In general, there are a limited number of clinical studies investigating cage subsidence in the new Ti cages using the LLIF approach. Campbell et al.[5] investigated the results of LLIF with additional posterior instrumentation using new Ti versus PEEK cages. In their work, Ti cages showed a significantly less overall subsidence rate compared to PEEK cages at 8 to 12 weeks and at 12-month follow-up. The high-grade subsidence rate at the latest follow-up was 2.2% for Ti compared to 20.4% for PEEK cages in their study [5]. Regarding SA-LLIF, there is only one study that investigated cage subsidence of the novel Ti cages [9]. tnpds The researchers conducted a single-arm study without a control group using the new Ti cage in 29 patient treated with either SA-LLIF or LLIF plus posterior pedicle screw fixation and compared their results to historical results of LLIF with PEEK cages.

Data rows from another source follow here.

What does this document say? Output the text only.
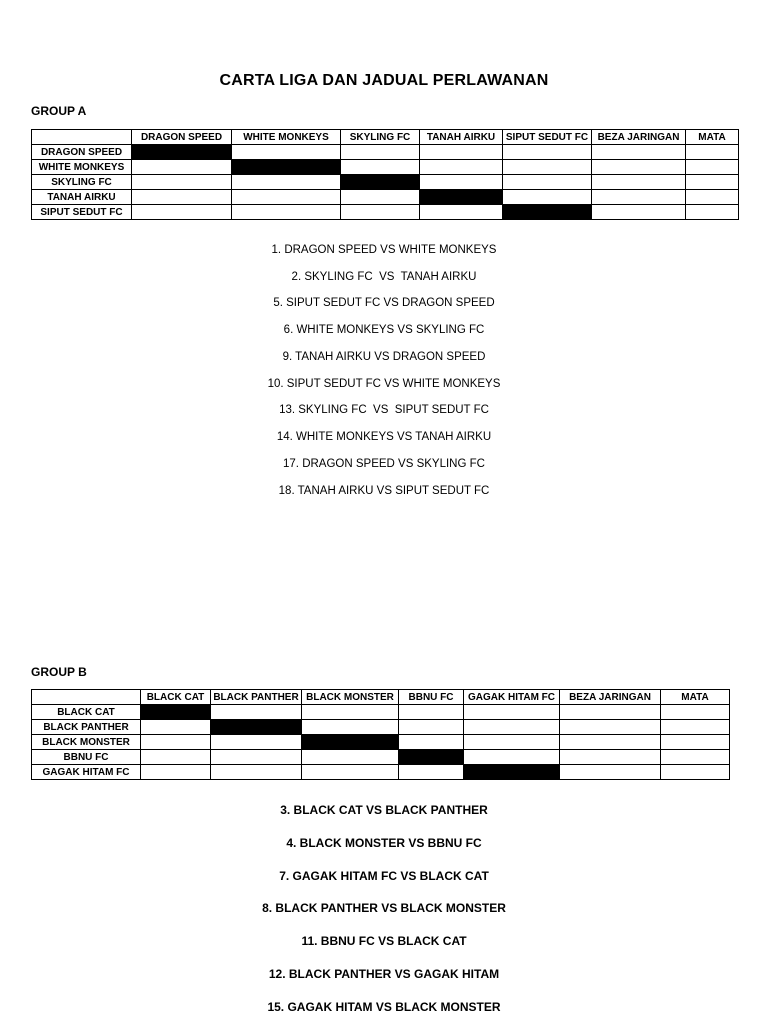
CARTA LIGA DAN JADUAL PERLAWANAN
GROUP A
	DRAGON SPEED	WHITE MONKEYS	SKYLING FC	TANAH AIRKU	SIPUT SEDUT FC	BEZA JARINGAN	MATA
DRAGON SPEED							
WHITE MONKEYS							
SKYLING FC							
TANAH AIRKU							
SIPUT SEDUT FC							
1. DRAGON SPEED VS WHITE MONKEYS
2. SKYLING FC  VS  TANAH AIRKU
5. SIPUT SEDUT FC VS DRAGON SPEED
6. WHITE MONKEYS VS SKYLING FC
9. TANAH AIRKU VS DRAGON SPEED
10. SIPUT SEDUT FC VS WHITE MONKEYS
13. SKYLING FC  VS  SIPUT SEDUT FC
14. WHITE MONKEYS VS TANAH AIRKU
17. DRAGON SPEED VS SKYLING FC
18. TANAH AIRKU VS SIPUT SEDUT FC
GROUP B
	BLACK CAT	BLACK PANTHER	BLACK MONSTER	BBNU FC	GAGAK HITAM FC	BEZA JARINGAN	MATA
BLACK CAT							
BLACK PANTHER							
BLACK MONSTER							
BBNU FC							
GAGAK HITAM FC							
3. BLACK CAT VS BLACK PANTHER
4. BLACK MONSTER VS BBNU FC
7. GAGAK HITAM FC VS BLACK CAT
8. BLACK PANTHER VS BLACK MONSTER
11. BBNU FC VS BLACK CAT
12. BLACK PANTHER VS GAGAK HITAM
15. GAGAK HITAM VS BLACK MONSTER
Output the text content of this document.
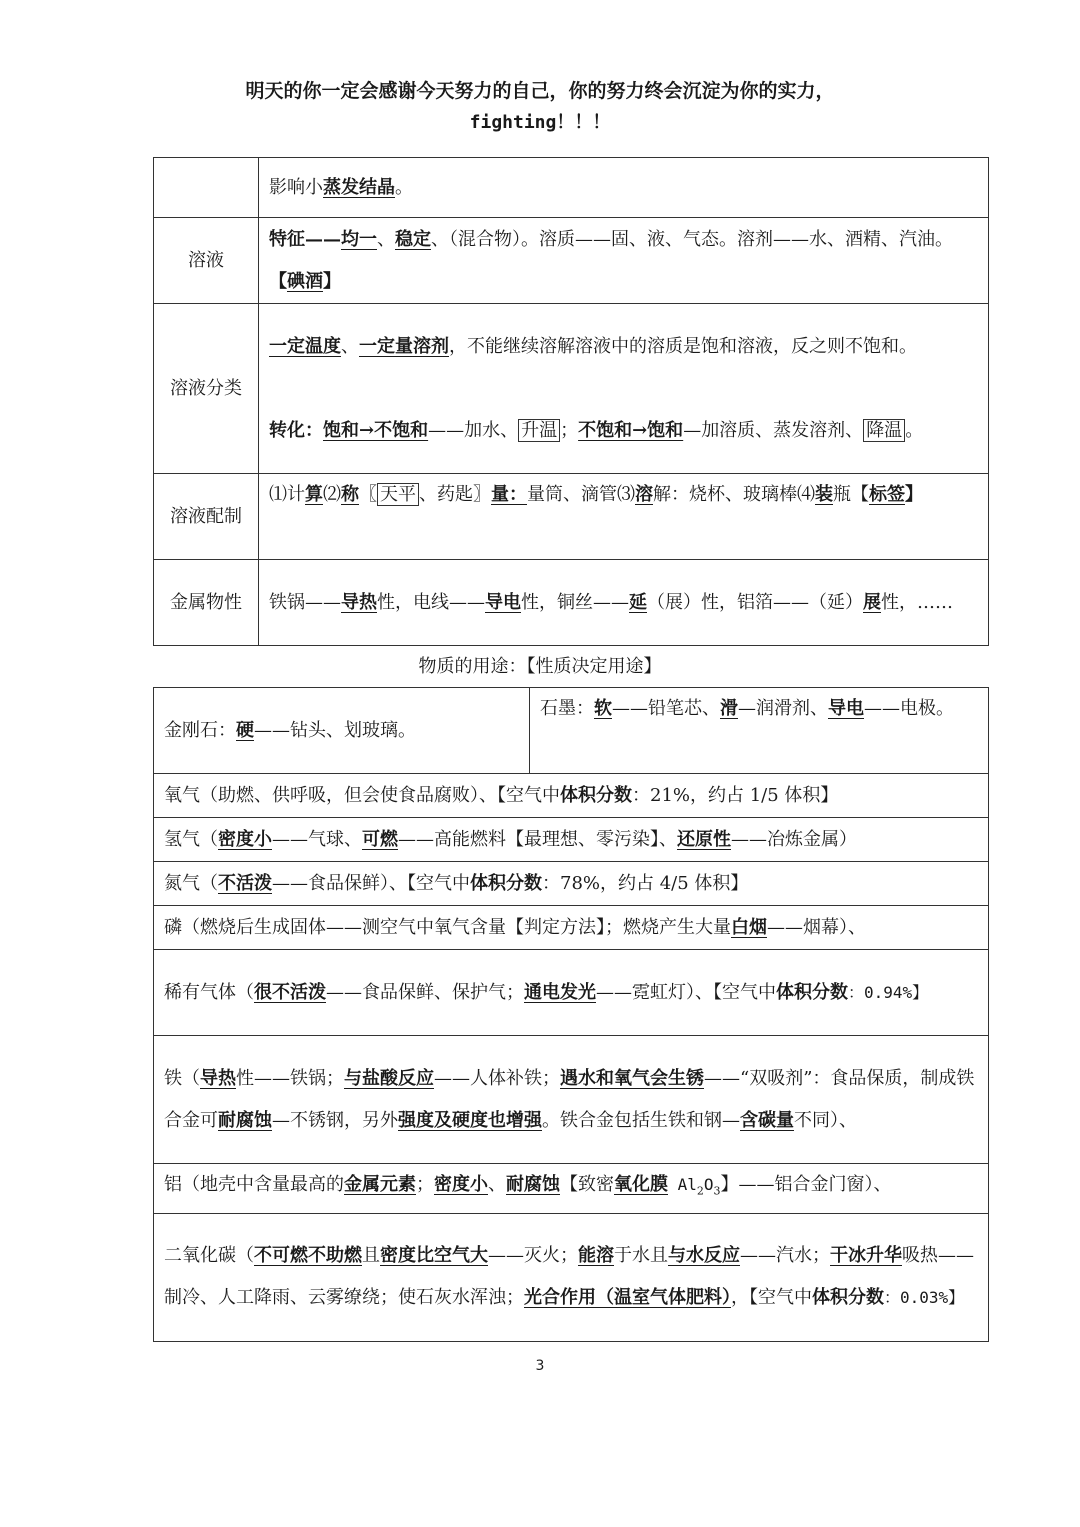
明天的你一定会感谢今天努力的自己，你的努力终会沉淀为你的实力，
fighting！！！
	影响小蒸发结晶。
溶液	特征——均一、稳定、（混合物）。溶质——固、液、气态。溶剂——水、酒精、汽油。【碘酒】
溶液分类	一定温度、一定量溶剂，不能继续溶解溶液中的溶质是饱和溶液，反之则不饱和。
转化：饱和→不饱和——加水、 升温 ；不饱和→饱和—加溶质、蒸发溶剂、 降温 。

溶液配制	⑴计算⑵称〖 天平 、药匙〗量：量筒、滴管⑶溶解：烧杯、玻璃棒⑷装瓶【标签】
金属物性	铁锅——导热性，电线——导电性，铜丝——延（展）性，铝箔——（延）展性，……
物质的用途：【性质决定用途】
金刚石：硬——钻头、划玻璃。	石墨：软——铅笔芯、滑—润滑剂、导电——电极。
氧气（助燃、供呼吸，但会使食品腐败）、【空气中体积分数：21%，约占 1/5 体积】
氢气（密度小——气球、可燃——高能燃料【最理想、零污染】、还原性——冶炼金属）
氮气（不活泼——食品保鲜）、【空气中体积分数：78%，约占 4/5 体积】
磷（燃烧后生成固体——测空气中氧气含量【判定方法】；燃烧产生大量白烟——烟幕）、
稀有气体（很不活泼——食品保鲜、保护气；通电发光——霓虹灯）、【空气中体积分数：0.94%】
铁（导热性——铁锅；与盐酸反应——人体补铁；遇水和氧气会生锈——“双吸剂”：食品保质，制成铁合金可耐腐蚀—不锈钢，另外强度及硬度也增强。铁合金包括生铁和钢—含碳量不同）、
铝（地壳中含量最高的金属元素；密度小、耐腐蚀【致密氧化膜 $Al_2O_3$】——铝合金门窗）、
二氧化碳（不可燃不助燃且密度比空气大——灭火；能溶于水且与水反应——汽水；干冰升华吸热——制冷、人工降雨、云雾缭绕；使石灰水浑浊；光合作用（温室气体肥料），【空气中体积分数：0.03%】
3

The authors showed that the rate of cage subsidence using new Ti cages was 3.4% per implant, which was lower than previously reported PEEK implant subsidence rates that ranged from 10.0 to16.1% [9]. Similar to the previous study results, our results suggest that new 3D-printed Ti cages show lower rates of early cage subsidence after SA-LLIF compared to PEEK cages (3.0% compared to 18.5%). Considering higher subsidence rates being reported in SA-LLIF cases, new Ti cages might be more beneficial in this patient population.

A very recently published meta-analysis comparing clinical outcomes between PEEK and Ti cages, however, demonstrated opposite results. Ti cages were associated with a higher subsidence rate. In the meta-analysis, the authors collected articles published by 2018. However, all Ti cages used in the studies were conventional titanium cages and not 3D-printed novel ones. Additionally, there were no LLIF studies included in the meta-analysis. These factors might explain the discrepancy and also highlight the potential benefit of 3D printed Ti cages shown in our study [14].

There are several limitations in this study. First, this is a retrospective study with a relatively small sample size at a single center. Consequently, there might have been unmeasured factors that led to selection bias for implant usage despite multivariate adjustment. Furthermore, we limited the inclusion criteria to patients without previous fusion. Thus, it is still unknown if our results can be applied in revision fusion cases such as in patients with adjacent segment disease. Moreover, this study only focused on the early postoperative cage subsidence and other outcomes such as long-term fusion rates were not examined. Furthermore, long-term follow-up studies to assess subsidence were not available in all cases since postoperative imaging for fusion was not standardized among surgeons. However, recent studies demonstrated that most subsidence occurred within 6 months [8, 32, 33], and longer-term follow-up might be unnecessary for subsidence assessment. Additionally, we utilized Marchi et al.’s classification which is based on the size of intervertebral disk space and did not include absolute values of subsidence. Thus, care must be taken to compare our study results to other subsidence studies. Although there were no significant differences in the distribution in modalities used for subsidence assessments between the Ti and PEEK groups, the overall incidence of subsidence in both groups might have been over- or under-estimated compared to assessments using radiographs or CT only. Additionally, due to the small study sample size and relatively low incidence of severe subsidence, especially in Ti group, we could not conduct subgroup analyses such as comparisons between single-level procedures. In addition, other cage materials such as titanium-coated PEEK cages were not taken into consideration in this study. Lastly, our study did not assess patient satisfaction or patient-reported outcome measures. These issues should be addressed in future studies.

Conclusion

Our study demonstrated that 3D-printed novel Ti cages had a significantly lower early subsidence rate compared to PEEK cages in standalone LLIF patients.